Steve Jackson, deputy director of the Wellcome Trust/Cancer Research UK Institute of Cancer and Developmental Biology in Cambridge, said, "Now that we know how healthy cells age, we can work out how cancer cells ignore this process, which could lead to new treatments for the disease."
As a result of the study, scientists now have a diagnostic marker for aging cells, which could allow them to distinguish between healthy cells and cancer cells.
"This may help us to detect cancer at a very early stage," Jackson said.
Jackson and his colleagues report their study in a paper in Nature (online publication Nov. 5, 2003) titled "A DNA damage checkpoint response in telomere-initiated senescence."
Telomeres are long, repeated sequences at the ends of linear chromosomes. They protect the chromosome ends from fusing together and from degradation by cellular enzymes, rather like the caps on the ends of shoelaces prevent the laces from becoming frayed and tangled.
In normal human cells, telomeres are several thousand bases long. With each round of cell replication, they become progressively shorter until, eventually, they are too short to allow the cell to divide, and it becomes senescent. In cancer cells, however, an enzyme called telomerase is active, allowing the cells to replenish their telomeres and continue to divide.
The researchers set out to investigate whether cells with short telomeres could trigger the same kinds of responses that occur in cells with breaks in double-stranded DNA. Cells with that kind of damaged DNA normally switch on the DNA damage checkpoint response, which stops them from entering the cycle of cell division until the damage to the DNA has been repaired.
The team's experiments showed that the same molecules that repair double-stranded DNA breaks also recognize worn telomeres as genetic damage - and that they have the same effect, sending the cell to sleep and stopping it from dividing.
Jackson and his colleagues found that these molecules formed structures at the ends of telomeres, which they have called senescence-associated DNA damage foci. They found that these structures were present only in senescent cells and not in young cells.
They went on to show that if they blocked the response from the checkpoint molecules, that caused the senescent cells to "wake up" and begin replicating their DNA again. That proves, Jackson said, that the checkpoint machinery was responsible for telling the cell that it was time to stop dividing.
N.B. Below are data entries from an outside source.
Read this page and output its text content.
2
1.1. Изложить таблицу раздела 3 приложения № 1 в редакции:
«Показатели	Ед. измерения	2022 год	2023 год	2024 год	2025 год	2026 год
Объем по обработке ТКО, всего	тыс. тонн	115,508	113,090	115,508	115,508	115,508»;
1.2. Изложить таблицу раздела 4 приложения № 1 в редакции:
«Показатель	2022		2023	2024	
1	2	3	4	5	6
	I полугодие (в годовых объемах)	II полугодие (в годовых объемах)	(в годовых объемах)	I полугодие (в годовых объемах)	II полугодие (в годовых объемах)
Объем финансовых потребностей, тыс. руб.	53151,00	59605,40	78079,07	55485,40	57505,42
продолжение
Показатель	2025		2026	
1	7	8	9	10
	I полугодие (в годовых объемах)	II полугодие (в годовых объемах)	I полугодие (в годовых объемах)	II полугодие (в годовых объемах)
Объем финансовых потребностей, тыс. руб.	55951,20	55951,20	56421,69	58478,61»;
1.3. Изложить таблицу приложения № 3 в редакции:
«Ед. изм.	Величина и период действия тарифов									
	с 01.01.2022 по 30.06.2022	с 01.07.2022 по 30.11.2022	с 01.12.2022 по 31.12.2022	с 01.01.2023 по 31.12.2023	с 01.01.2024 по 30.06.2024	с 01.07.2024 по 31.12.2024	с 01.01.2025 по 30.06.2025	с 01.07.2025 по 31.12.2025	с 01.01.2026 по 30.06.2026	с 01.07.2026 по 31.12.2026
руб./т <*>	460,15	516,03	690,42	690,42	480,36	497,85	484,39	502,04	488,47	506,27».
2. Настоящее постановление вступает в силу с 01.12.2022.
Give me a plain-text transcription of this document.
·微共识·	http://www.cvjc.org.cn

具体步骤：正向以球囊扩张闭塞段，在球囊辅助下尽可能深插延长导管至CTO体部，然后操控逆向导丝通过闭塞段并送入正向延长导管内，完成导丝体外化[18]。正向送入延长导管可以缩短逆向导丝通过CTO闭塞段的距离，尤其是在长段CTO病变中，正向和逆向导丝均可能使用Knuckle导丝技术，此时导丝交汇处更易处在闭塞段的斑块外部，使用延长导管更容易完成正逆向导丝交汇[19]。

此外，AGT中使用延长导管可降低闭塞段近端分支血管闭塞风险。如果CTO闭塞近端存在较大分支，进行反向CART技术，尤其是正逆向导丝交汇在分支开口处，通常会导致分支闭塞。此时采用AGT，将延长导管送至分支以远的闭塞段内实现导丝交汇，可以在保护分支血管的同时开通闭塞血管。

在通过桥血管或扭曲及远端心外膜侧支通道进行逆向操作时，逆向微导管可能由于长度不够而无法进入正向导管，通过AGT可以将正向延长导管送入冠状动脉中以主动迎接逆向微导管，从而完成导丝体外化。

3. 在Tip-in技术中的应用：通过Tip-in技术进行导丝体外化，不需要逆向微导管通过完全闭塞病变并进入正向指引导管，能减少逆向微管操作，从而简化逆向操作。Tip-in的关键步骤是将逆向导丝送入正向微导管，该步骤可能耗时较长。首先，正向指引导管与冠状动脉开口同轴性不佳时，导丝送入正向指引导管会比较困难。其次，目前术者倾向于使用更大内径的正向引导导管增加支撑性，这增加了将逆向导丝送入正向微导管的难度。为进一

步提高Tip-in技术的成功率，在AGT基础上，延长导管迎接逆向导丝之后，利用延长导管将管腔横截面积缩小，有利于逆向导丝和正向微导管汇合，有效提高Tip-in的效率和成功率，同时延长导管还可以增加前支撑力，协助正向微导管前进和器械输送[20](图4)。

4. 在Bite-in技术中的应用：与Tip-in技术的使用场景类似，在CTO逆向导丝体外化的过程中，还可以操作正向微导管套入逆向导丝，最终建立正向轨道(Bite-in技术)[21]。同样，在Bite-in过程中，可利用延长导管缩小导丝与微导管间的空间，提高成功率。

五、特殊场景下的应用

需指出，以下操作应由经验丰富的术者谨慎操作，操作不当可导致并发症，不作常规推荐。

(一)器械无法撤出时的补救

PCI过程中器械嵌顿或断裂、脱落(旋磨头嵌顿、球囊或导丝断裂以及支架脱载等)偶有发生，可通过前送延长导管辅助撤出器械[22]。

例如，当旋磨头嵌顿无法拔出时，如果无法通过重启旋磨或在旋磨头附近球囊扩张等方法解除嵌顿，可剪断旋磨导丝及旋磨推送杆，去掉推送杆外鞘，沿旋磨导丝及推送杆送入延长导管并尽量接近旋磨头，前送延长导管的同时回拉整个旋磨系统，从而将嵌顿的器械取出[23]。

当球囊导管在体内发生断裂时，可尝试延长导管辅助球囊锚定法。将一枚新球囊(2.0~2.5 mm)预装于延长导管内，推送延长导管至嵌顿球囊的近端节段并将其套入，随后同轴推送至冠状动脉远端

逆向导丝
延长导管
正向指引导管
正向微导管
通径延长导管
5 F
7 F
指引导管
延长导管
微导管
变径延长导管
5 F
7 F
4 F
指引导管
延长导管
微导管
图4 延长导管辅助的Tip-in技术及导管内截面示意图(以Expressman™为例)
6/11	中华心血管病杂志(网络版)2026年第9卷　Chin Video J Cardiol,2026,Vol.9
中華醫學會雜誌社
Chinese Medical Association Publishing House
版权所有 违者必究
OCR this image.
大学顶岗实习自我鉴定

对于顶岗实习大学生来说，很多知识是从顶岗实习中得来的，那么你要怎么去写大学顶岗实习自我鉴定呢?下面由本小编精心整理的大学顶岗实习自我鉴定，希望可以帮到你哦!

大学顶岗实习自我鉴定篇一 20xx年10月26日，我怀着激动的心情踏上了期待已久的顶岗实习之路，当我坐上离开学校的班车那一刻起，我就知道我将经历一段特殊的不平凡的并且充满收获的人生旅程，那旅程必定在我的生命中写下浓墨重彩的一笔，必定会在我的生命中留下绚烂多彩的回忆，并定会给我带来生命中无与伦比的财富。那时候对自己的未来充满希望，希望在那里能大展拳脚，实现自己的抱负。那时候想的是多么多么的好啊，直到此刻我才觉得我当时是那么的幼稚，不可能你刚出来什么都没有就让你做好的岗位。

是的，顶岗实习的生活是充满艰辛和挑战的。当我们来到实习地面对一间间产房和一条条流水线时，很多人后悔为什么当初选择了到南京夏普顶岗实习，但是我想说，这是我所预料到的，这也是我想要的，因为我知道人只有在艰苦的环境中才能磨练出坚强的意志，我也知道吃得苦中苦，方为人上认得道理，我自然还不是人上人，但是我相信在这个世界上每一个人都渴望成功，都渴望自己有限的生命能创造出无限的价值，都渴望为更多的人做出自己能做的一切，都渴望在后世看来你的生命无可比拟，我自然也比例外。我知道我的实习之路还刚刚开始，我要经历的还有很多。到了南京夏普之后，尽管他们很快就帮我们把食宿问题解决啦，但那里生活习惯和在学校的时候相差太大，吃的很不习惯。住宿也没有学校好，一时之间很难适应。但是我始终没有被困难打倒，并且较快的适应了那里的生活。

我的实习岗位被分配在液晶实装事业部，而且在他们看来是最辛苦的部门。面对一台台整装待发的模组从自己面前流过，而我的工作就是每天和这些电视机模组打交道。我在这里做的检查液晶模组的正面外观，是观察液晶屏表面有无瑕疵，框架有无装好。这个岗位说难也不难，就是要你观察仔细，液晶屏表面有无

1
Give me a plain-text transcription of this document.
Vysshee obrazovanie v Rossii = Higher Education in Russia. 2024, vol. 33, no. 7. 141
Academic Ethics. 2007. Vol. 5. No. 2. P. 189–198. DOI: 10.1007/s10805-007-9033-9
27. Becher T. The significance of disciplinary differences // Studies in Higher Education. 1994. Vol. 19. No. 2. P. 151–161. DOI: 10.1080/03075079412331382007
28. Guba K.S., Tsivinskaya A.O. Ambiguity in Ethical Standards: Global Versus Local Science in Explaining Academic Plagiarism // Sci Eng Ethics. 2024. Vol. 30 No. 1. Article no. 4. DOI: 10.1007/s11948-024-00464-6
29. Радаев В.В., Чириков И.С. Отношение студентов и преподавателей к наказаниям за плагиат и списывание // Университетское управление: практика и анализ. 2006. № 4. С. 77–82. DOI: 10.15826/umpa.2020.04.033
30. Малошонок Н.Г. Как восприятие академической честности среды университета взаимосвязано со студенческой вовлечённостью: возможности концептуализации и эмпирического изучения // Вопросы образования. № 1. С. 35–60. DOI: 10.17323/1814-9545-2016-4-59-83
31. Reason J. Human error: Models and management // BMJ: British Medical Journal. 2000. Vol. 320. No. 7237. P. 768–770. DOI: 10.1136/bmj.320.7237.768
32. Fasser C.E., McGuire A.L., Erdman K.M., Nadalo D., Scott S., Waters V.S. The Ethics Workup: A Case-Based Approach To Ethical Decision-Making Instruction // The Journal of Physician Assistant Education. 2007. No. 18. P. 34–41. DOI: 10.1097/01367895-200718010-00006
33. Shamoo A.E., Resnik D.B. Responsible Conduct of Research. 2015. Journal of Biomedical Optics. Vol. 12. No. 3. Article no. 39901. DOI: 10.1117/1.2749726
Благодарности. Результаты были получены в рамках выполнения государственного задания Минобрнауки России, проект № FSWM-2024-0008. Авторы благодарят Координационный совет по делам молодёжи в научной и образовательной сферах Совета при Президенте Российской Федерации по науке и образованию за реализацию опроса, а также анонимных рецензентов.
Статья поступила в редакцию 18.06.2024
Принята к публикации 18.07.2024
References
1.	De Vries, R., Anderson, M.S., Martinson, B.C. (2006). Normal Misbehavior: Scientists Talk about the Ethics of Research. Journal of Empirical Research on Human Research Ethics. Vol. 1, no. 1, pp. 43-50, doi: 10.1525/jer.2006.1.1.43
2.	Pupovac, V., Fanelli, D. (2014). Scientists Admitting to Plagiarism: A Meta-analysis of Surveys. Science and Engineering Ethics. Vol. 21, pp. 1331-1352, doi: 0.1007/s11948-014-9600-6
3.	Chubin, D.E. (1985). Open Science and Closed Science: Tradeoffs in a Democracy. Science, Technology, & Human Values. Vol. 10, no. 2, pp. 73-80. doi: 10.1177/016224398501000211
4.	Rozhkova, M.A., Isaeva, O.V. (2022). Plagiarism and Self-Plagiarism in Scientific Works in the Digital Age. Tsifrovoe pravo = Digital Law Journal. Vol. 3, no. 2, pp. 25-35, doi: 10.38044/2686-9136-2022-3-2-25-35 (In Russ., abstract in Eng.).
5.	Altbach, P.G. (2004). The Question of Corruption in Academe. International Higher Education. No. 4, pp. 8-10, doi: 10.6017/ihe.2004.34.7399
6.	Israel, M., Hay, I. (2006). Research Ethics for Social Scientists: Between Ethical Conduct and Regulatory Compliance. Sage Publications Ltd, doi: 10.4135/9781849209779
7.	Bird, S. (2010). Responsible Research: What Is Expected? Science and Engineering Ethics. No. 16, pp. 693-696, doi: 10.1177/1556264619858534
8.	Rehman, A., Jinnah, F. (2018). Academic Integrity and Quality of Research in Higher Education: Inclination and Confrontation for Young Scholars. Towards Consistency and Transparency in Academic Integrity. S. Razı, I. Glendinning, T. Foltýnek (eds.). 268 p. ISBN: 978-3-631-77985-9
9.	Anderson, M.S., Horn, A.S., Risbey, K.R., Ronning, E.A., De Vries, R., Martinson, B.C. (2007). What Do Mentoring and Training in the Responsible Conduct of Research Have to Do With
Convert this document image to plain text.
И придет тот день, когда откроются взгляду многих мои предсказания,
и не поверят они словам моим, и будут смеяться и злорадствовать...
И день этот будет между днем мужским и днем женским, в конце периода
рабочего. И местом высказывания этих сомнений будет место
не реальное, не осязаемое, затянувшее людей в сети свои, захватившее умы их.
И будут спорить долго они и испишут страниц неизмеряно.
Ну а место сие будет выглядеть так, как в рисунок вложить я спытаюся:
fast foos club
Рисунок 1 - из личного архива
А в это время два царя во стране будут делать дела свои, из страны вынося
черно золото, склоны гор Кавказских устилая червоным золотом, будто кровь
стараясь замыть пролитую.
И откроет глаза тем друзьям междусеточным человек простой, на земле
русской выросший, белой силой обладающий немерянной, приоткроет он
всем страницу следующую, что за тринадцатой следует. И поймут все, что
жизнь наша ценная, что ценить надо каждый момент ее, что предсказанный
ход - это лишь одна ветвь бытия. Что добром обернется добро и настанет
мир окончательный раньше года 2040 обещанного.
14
Jackson added: "While we are not yet able to fully reverse the process of cell aging, our study gives us an insight into what happens when a cell grows old. This has important implications for age-related disorders and cancer - a disease in which cells are able to avoid aging."
Philip Reaper, a doctorate student in Jackson's lab and one of the authors of the Nature letter, told BioWorld International: "One of our future priorities is to determine if the senescence-associated DNA damage foci are present in cells from living tissues. If they are, this will considerably extend the significance of our study."
The team also is planning to characterize further the proteins found in the senescence-associated DNA damage foci. In addition, they want to study other types of senescence to find out if similar molecular mechanisms are at work, and whether the molecular complexes that they found around the telomeres also occur consistently around other sites in the genome.
Reaper said: "We think our finding is important because it has been hypothesized for some time that the process of cellular aging is related to activation of the DNA damage response by shortened telomeres. The discovery has implications for our understanding of carcinogenesis because we were able to show that the DNA damage response is required for the cell-cycle arrest phenotype of aged cells, a feature which must be circumvented by developing cancer cells."